'Writing for me is not about speeling, grammar or punctuation – that’s why we have editors.... No, writing for me is the ability to capture a story and put it in words.' - Fantasy Muse

Thursday, 15 December 2016

The Wolves of War

The Wolves of War by Greg Curtis.


Front Cover






Synopsis

Briagh has a secret. He's a morph. One born with the gift of changing shape. He has another secret too. He's also a thief. A genuine cat burglar. 
Meanwhile Elan has her own secret. Despite pretending to be a bardic warrior she's actually the Princess of Abylon. And she too has a second secret. Her entire family is mad. 
Her father and brothers are unfit to rule. Her mother is not dead as people believe. Instead she's become the psychotic wolf mother, whose pack has been killing and devouring the people of the city for a decade.
And then there's the Court and their little secret. They rule the Kingdom of Abylon even though they do not have the right.
Secrets are useful things. They allow people like Elan and Briagh to live normal, even comfortable lives. They allow a kingdom to be governed by those who do not have the authority. They make life for the people of Abylon possible. 
But when their secrets are revealed, none of those things may hold. And when the wolf mother is the reason for that revelation – it may be war.

My Review


For those of you who who follow my blog will probably know that I am a huge fan of Greg Curtis. If you didn't, then you do now. I've read most of his books, and I enjoy the formular he uses in his stories - the quite, reclusive main character, shunned by society, who has talents that requires him to become a hero to his people. I guess I'm a sucker for those types of storylines.

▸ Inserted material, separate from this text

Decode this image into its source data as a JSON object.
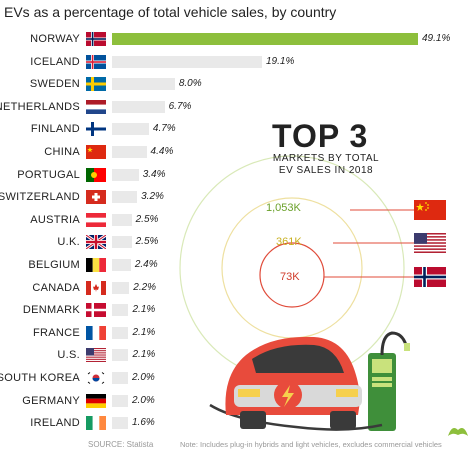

Moving on to this book, the main character is Briagh who is a Morph, born with the ability to change shapes. He is also a thief that has a tendency to run when the going gets tough.

The other main character is Elan, Princess of Abylon. She is a fierce, strong willed woman who wants to kill all Morphs due to the tragedy that befell her family.

The storyline follows both Briagh and Elan who become involved when a crazed woman leading a pack of wolves begins to attack the city of Absynth. 

I guess I had high expectations before reading this and I certainly wouldn't say I was let down but I have to admit it's not one of Curtis's best works. The storyline for me felt a little bit fanciful and did not flow as well as his other books. 

I did however like the main character Briagh, he had a bit more backbone than what you usually get and was enjoyable to read. As for Elan, she had a remarkable personality (basically a psychopath) and one I won't be forgetting in a long while. It was nice to get that contrast between Briagh and Elan.

Conclusion


If you're fan of Greg Curtis then you know what you're getting into, and this book naturally follows his previous novels, and whilst not his best, you still get that satisfying feel.

If you haven't read his books before then I would suggest trying his other novels first like 'The Godlost Land', 'Banshee Hunt' or 'The Lady's Man'.